Non-Alcoholic Steatohepatitis (NASH): A disorder characterized by altered hepatic lipid homeostasis, liver injury through cell death, inflammation, and fibrosis.
Research in NASH is evolving with integration from cell biology, microbiology, immunology, and genetics to enhance understanding of disease mechanisms.
NASH involves disruptions in lipid metabolism, cellular integrity, immune response, and tissue repair processes.
The condition emerges from both intrahepatic events and external signals from the intestine and adipose tissue.
Critical sections of study include:
Events leading to hepatic fat accumulation (hepatic steatosis)
Events causing liver injury, cell death, inflammation, and fibrosis
Hepatic steatosis is essential for diagnosing NASH.
Adipose Tissue Inflammation: In obesity, dysfunctional adipose tissue diverts triglycerides to the liver, influenced by cytokines like TNF and CCL2:
CCL2 attracts macrophages, intensifying inflammation.
TNF causes insulin resistance, leading to triglyceride lipolysis and excess fatty acids in circulation.
Fatty Acid Sources: The liver's fatty acids arise from:
Adipose tissue (77% in lean individuals, 60% in obese)
Dietary fat (19% in lean, serving a lesser role in obese individuals)
De novo lipogenesis (DNL), increasing from 4% to 26% in obesity.
De Novo Lipogenesis (DNL):
Key regulated by SREBP-1.
SREBP-1 activity increases with insulin and ER stress, which can cause hepatic steatosis.
Dietary Influences on DNL:
Simple sugars (especially fructose) significantly stimulate DNL.
High carbohydrate diets induce higher DNL; studies noted 30% reduction in hepatic lipids with low-carbohydrate diets.
Lipotoxicity:
Saturated fatty acids (SFAs), particularly palmitate (C16:0) and stearate (C18:0), directly cause hepatocyte death via JNK activation.
ER stress and cell death via caspase-1 activation have been linked to lipid accumulation.
Excess cholesterol sensitizes hepatocytes to death by altering mitochondrial membrane function.
Mitochondrial Dysfunction:
Increased fatty acid oxidation leads to oxidative stress and electron leakage, resulting in greater ROS production, impairing hepatocyte viability.
Inflammatory responses initiated by danger signals from damaged hepatocytes include:
Fatty acids and endotoxins that stimulate the innate immune response.
Kupffer Cells:
The primary liver macrophage, triggers inflammation via TLR signaling and inflammasome activation.
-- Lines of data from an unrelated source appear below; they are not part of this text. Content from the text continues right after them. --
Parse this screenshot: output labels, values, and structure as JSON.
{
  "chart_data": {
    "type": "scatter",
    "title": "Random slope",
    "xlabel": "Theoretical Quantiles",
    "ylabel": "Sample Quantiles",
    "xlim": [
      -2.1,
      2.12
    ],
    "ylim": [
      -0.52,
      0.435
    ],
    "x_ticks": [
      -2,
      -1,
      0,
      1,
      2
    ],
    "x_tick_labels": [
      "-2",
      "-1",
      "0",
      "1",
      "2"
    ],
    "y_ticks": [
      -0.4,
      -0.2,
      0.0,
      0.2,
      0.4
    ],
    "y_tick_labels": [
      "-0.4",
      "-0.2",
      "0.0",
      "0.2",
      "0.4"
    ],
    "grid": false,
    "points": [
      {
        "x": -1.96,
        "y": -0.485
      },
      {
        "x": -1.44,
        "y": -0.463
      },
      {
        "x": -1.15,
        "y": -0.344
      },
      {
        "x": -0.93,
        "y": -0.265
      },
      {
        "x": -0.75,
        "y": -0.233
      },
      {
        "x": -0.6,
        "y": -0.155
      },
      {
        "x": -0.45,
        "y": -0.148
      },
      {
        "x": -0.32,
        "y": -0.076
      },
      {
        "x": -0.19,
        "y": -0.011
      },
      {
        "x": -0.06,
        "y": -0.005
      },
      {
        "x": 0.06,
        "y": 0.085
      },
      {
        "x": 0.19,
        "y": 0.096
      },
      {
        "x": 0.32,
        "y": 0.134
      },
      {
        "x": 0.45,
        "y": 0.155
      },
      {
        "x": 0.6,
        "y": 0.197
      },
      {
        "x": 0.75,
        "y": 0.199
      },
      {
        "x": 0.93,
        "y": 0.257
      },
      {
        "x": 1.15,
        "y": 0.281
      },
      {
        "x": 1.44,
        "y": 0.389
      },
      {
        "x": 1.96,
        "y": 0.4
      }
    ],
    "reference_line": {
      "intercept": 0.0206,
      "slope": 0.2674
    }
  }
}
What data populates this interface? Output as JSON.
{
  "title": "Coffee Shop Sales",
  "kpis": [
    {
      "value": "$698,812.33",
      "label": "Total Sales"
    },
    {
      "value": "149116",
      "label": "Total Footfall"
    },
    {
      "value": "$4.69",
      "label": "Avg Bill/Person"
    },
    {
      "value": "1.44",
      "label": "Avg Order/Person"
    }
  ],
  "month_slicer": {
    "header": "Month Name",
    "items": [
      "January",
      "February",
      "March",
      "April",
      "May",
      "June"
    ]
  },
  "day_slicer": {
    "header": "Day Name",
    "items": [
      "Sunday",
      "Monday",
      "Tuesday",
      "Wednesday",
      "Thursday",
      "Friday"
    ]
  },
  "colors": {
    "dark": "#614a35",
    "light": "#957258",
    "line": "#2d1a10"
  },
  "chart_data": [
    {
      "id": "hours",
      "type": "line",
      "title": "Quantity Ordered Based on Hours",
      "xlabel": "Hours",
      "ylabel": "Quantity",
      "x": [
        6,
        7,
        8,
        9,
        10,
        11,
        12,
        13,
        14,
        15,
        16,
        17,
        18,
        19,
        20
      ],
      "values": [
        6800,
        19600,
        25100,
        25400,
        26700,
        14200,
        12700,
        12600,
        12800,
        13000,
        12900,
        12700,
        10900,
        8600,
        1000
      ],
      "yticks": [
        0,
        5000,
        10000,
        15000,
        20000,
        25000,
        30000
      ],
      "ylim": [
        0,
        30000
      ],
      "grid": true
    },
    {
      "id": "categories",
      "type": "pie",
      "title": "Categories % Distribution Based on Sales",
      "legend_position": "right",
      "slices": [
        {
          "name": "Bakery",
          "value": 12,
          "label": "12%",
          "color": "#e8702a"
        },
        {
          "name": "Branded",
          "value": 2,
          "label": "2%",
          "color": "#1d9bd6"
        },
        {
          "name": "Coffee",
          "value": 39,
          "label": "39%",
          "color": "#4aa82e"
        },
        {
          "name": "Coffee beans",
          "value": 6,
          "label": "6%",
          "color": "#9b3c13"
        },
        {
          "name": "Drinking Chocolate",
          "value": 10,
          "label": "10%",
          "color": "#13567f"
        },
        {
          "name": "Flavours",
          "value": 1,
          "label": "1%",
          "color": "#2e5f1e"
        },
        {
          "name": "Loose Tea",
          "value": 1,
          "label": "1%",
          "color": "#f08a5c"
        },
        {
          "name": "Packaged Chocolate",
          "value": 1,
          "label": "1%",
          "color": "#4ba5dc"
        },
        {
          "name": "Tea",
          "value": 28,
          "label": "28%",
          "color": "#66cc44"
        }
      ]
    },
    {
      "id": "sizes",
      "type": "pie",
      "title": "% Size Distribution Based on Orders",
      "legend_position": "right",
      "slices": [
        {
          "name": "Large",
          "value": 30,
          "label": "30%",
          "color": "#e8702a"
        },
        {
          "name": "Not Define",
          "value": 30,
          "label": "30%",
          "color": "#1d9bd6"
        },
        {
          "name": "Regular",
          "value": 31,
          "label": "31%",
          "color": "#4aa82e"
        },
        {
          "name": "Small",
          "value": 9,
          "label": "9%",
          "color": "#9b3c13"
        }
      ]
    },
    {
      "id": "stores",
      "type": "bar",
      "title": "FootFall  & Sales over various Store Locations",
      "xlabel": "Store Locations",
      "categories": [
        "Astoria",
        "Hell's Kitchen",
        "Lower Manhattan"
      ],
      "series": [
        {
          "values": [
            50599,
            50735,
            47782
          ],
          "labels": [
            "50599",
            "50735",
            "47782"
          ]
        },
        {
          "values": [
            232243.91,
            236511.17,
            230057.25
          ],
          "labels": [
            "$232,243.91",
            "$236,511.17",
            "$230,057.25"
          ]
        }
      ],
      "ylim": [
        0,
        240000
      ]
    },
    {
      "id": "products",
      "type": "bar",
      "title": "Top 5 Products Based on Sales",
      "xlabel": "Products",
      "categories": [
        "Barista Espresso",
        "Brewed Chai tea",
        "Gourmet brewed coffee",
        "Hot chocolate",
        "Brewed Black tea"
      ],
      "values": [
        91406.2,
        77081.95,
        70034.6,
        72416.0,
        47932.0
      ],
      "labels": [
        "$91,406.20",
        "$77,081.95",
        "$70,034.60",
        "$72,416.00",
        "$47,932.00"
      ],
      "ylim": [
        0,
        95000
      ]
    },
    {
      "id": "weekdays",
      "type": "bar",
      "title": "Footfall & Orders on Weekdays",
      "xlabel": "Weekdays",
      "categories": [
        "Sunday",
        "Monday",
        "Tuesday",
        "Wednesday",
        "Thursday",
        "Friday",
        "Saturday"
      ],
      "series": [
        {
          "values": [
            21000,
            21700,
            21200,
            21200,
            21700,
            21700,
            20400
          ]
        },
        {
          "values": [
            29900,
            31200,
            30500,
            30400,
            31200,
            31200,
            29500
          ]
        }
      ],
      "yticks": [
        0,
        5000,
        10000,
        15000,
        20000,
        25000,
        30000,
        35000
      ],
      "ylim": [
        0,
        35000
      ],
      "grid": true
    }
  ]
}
Release of pro-inflammatory cytokines (TNF, IL-1β)that exacerbate steatosis and promote additional cytotoxicity.
Hepatic Stellate Cell (HSC) Activation:
HSCs transition to a myofibroblastic phenotype during chronic injury.
The synergy of hepatocyte death, inflammation, and HSC activation foster liver fibrosis, with interplay of cytokines further regulating fibrogenesis.
Hereditary Predisposition: Gene polymorphisms like PNPLA3 (I148M variant) are associated with increased hepatic steatosis and disease severity. Other relevant genes include NCAN, LYPAL1, GCKR, and PPP1R3B.
Intestinal Microbiome: Gut bacteria contribute to energy extraction from food and fatty liver disease development. Dysbiosis, particularly increased Firmicutes, has been reported in various studies linking it to NASH.
Interaction of Microbiome and Host Factors: Microbiome can promote conditions leading to metabolic endotoxemia, affecting liver health.
NASH stems from obesity, dysfunctional adipose tissue, and is influenced by genetics and diet.
New research highlights the importance of DNL, gut microbiome effects, and inflammasome activity in NASH pathogenesis, paving way for novel preventive and therapeutic strategies.